Initial Public Offerings by African companies on both African and international exchanges last year also fell to its lowest level over the past ten years, recording a decline of 47 percent compared to 2018 activity. 

Further Offers by listed companies in 2019 also declined significantly in terms of transaction volume and value, by 25 percent and 44 percent, respectively, compared to 2018 levels. Last year saw the lowest FO proceeds raised on African exchanges in the past ten years with $3.5 billion from 59 transactions.

African economies now face the unprecedented challenge of the COVID-19 pandemic that has severely impacted global financial markets, say Andrew Nevin, PwC Nigeria’s Chief Economist and Alice Tomdio, the firm’s Africa Capital Markets Director, who presented the data at a webinar co-hosted by the Making Finance Work for Africa (MFW4A) partnership and PwC Nigeria.

“A state of uncertainty seems to have become the ‘new normal’, and we expect some degree of volatility and caution to continue to affect Africa’s capital markets activity in 2020,” said Andrew Del Boccio, PwC Africa Capital Markets leader. “This sentiment is also reflected in PwC’s annual 2019 Global CEO Survey, in which African CEOs noted their expectations for a slowdown in economic growth as well as their top concerns.”

Across the continent, capital markets have been hard hit with a decrease in trading volume and a flight in foreign portfolio investment since the beginning of the pandemic. But on the bright side, there has been an increase in activity from domestic investors, which has helped keep markets active.

Increased engagement of local investors in the current environment is a positive sign and developing a deep pool of domestic investors is essential for African capital markets to play their full role in supporting the post-COVID economic recovery, experts say.

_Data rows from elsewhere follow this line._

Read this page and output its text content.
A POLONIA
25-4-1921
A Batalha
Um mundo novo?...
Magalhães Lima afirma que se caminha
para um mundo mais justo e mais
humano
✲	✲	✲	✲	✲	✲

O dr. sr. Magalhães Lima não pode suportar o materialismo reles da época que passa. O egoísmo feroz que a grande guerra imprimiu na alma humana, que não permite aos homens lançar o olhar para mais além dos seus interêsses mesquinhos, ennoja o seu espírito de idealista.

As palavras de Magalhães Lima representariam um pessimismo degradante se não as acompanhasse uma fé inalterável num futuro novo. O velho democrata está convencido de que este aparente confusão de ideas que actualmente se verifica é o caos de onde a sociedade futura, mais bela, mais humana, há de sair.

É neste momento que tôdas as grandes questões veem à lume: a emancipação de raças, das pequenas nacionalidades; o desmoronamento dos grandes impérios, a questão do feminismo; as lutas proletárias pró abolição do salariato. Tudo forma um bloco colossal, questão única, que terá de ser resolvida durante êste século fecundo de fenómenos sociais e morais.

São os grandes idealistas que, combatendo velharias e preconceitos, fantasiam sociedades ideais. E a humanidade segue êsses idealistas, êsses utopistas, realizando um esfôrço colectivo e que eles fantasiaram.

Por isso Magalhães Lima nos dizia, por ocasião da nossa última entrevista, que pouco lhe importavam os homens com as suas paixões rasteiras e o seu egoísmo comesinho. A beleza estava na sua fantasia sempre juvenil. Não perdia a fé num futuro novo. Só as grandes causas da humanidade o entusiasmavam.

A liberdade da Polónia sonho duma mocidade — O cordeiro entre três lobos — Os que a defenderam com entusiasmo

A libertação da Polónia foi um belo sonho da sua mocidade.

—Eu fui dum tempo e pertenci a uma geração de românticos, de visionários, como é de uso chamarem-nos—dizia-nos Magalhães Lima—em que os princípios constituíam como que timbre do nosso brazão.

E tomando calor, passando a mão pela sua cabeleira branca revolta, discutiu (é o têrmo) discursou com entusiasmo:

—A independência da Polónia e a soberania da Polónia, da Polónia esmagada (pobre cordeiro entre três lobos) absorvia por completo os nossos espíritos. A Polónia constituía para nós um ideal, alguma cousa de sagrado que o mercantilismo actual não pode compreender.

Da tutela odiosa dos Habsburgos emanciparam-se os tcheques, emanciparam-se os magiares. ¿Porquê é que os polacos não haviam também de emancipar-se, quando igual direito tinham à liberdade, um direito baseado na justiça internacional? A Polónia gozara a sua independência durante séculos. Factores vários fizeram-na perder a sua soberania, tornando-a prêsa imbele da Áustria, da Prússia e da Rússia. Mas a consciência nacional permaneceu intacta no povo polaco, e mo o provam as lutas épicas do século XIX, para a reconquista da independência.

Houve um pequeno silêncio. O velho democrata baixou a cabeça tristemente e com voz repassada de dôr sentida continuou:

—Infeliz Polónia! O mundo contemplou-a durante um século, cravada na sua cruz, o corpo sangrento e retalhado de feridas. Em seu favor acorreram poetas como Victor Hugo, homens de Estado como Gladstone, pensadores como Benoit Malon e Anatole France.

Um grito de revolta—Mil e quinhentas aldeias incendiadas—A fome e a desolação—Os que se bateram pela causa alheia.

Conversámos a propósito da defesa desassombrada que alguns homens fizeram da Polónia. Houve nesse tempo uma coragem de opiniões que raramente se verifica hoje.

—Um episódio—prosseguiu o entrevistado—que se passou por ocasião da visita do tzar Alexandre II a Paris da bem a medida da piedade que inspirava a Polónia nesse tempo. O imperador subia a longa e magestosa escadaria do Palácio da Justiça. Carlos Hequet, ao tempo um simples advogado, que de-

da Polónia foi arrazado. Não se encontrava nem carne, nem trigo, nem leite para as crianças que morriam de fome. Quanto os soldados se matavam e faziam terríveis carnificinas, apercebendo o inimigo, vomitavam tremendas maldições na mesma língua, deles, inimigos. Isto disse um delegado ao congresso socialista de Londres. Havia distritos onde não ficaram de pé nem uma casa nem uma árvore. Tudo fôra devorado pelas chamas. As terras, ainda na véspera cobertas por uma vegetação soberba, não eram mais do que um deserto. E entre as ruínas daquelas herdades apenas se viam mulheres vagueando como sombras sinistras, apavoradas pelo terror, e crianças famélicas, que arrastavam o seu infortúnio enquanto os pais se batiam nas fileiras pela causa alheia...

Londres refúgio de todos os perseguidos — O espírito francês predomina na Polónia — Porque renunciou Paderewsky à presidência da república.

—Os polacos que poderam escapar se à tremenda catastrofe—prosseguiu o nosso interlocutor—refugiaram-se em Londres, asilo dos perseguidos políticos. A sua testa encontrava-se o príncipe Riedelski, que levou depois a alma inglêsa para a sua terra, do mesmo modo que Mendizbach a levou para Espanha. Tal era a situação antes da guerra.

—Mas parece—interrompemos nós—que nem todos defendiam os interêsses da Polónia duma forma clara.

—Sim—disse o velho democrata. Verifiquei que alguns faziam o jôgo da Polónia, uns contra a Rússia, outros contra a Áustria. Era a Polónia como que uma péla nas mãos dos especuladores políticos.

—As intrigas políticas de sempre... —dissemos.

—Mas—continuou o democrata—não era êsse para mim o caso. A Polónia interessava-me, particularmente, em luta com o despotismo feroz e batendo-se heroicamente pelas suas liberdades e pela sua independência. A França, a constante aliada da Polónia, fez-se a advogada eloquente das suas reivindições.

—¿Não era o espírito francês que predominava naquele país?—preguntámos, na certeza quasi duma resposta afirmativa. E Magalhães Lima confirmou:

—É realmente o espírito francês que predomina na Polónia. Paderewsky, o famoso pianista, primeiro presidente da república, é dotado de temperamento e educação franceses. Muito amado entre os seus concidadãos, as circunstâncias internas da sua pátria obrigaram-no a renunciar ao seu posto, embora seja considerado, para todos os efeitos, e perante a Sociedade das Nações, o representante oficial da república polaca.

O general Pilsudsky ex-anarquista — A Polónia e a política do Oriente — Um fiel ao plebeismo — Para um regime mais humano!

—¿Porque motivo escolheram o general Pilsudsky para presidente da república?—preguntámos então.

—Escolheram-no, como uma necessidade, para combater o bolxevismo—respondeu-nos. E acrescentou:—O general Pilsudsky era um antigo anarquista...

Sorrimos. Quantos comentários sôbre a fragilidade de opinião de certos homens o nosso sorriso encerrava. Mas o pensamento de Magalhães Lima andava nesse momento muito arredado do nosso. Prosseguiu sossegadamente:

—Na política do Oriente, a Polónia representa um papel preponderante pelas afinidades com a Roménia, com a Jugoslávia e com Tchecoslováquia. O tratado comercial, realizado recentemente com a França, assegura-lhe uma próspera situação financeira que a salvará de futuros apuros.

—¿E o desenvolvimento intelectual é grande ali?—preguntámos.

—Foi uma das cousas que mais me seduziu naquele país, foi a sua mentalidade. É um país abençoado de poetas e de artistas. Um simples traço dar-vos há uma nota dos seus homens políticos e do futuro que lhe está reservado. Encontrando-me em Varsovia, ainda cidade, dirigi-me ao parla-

“Consistent with prior years, we expect governments across the African continent to continue to implement strategies towards building robust capital markets,” PwC said in its outlook for Africa’s capital markets, citing Ethiopia’s plan to launch a local stock market during this year, and Angola’s roadmap to privatize its state-owned companies by 2022. The consultancy also expects to see other announced privatizations in Nigeria, Malawi, and Ghana.

“Despite the lackluster activity in 2019, we saw significant progress in various capital markets initiatives during the year, including the drive for sustainable finance through the issuance of social, green and infrastructure bonds in South Africa, Kenya, and Nigeria. Together with a move towards more local currency and blended financing, we expect this trend to continue, and to unlock new sources of capital for African issuers,” Tomdio said.